Chris Middleton Profile picture for user cmiddleton April 25, 2024
Summary:
A Westminster legal policy forum debated the use of AI in criminal justice. The findings were fascinating – in some cases, troubling.

judge-with-gavel

Statues of ‘Lady Justice’, or Roman goddess Justitia, show her carrying scales and a sword, illustrating the twin concepts of justice being balanced - with cases weighed and evidence measured - yet also swift, decisive, and sharp. 

Some versions depict her as blindfolded, which has come to mean ‘impartial’, but originally it was artists’ commentary on judges being blind to poverty, circumstance, and bias. Like the law itself, sometimes it is all a matter of interpretation.

So, which version of justice will AI bring about: a future of digital impartiality, balance, and pointed insight? Or one of societal biases and unfairness being automated, and given a veneer of machine neutrality? 

There is certainly evidence cautioning against the use of AI in justice. For example, a prosecutor might point to the US Correctional Offender Management Profiling for Alternative Sanctions algorithm, aka COMPAS. This was used in some US courts as a predictor of criminals’ risk of reoffending. A ProPublica investigation found that, by using the system in sentencing guidelines:

Black defendants were far more likely than white defendants to be incorrectly judged to be at a higher risk of recidivism, while white defendants were more likely than black defendants to be incorrectly flagged as low risk.

The reason?

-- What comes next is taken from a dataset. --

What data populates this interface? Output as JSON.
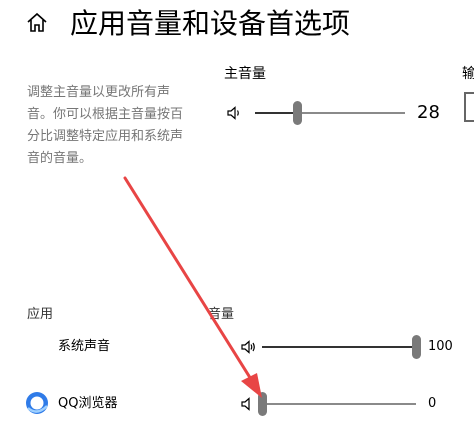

Historic inequity in the justice system, in which black offenders or defendants were often treated more harshly than white - problems that few would argue have been eradicated today. (Black Americans are still overrepresented in the prison system, more likely to be arrested, and three times more likely to be shot by police - with the latter based solely on 2024 shootings so far.)

Historic bias becomes judgement, which then becomes training data - issues explored last year in my interview with author and IBM Senior Engineer Calvin Lawrence. Now fast forward to a hypothetical world of predictive policing, and consider the possible outputs.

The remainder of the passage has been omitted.